Let us share our actions and experiments at the global level in an archipelago world built by our solidarities. Acting locally and defending our territories does not mean turning inward. Alterglobalism does not advocate a sectarian survivalism, quite the contrary. This movement was born in the international solidarity of peoples against the globalization of markets and finance. It is therefore internationalist in essence, and the more accurate term would be glocalist. Since its beginnings, and in this sense the Zapatista spark  is very eloquent, the alterglobalization movement has deployed itself in a constant back and forth between the global and the local, thus putting into practice the slogan developed before it by the ecologist movement: think globally, act locally. It is this fundamental dynamic that allows us to preserve the diversity of the movement and that constitutes all its richness. Because there cannot be a mass solution to global disorder. Especially because this global disorder is precisely the product of this imperialist desire to impose a single model of development and, more broadly, of life (neoliberalism) on the whole planet (Mrs. Thatcher’s famous TINA). What we need to spread are masses of solutions, experimented at the local level, then discussed, shared and exchanged at the regional, national and global levels. The emerging archipelago world presents itself as a network of original worlds that explore alternative ways of producing, organizing and living, in relation to each other, and whose cartography is being developed .
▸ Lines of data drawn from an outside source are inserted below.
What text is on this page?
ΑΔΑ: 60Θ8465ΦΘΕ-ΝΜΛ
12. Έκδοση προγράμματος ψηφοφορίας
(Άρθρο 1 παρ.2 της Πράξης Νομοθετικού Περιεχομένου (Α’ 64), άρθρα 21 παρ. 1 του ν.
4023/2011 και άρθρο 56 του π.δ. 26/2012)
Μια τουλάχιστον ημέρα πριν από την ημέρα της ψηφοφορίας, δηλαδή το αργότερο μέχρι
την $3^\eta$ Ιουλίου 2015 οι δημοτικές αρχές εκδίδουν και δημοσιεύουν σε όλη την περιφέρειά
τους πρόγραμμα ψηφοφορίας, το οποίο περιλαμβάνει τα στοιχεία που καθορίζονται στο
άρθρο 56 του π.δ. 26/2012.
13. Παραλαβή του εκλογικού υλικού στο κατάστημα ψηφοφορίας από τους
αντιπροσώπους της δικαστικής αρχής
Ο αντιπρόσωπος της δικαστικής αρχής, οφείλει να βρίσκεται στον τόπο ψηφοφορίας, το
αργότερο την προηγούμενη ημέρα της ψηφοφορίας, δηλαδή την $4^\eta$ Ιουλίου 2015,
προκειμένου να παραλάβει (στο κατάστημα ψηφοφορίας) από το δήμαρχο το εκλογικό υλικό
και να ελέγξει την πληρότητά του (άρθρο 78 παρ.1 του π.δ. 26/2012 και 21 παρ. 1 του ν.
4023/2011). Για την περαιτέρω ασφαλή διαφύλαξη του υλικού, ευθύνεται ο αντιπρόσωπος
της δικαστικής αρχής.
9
Let us act together, aware of our constitutive diversity and guided by the principles of social and environmental justice. Finally, it seems essential to keep in mind that even if social innovations and initiatives of political transformation are often carried by active minorities, they are always realized in collective action. It is together that we will make this radical transition towards new worlds of proximity, respectful of the limits of the planet and the human being, interconnected to each other in respect of their diversity. This collective transformational action must be guided by the complementary principles of social and environmental justice. This is how we will be able to practice a true revolutionary praxis on a daily basis that will counter all those values that permeate our every move and chain us to neoliberal globalization: speed, uprooting, standardization, individualism and greed.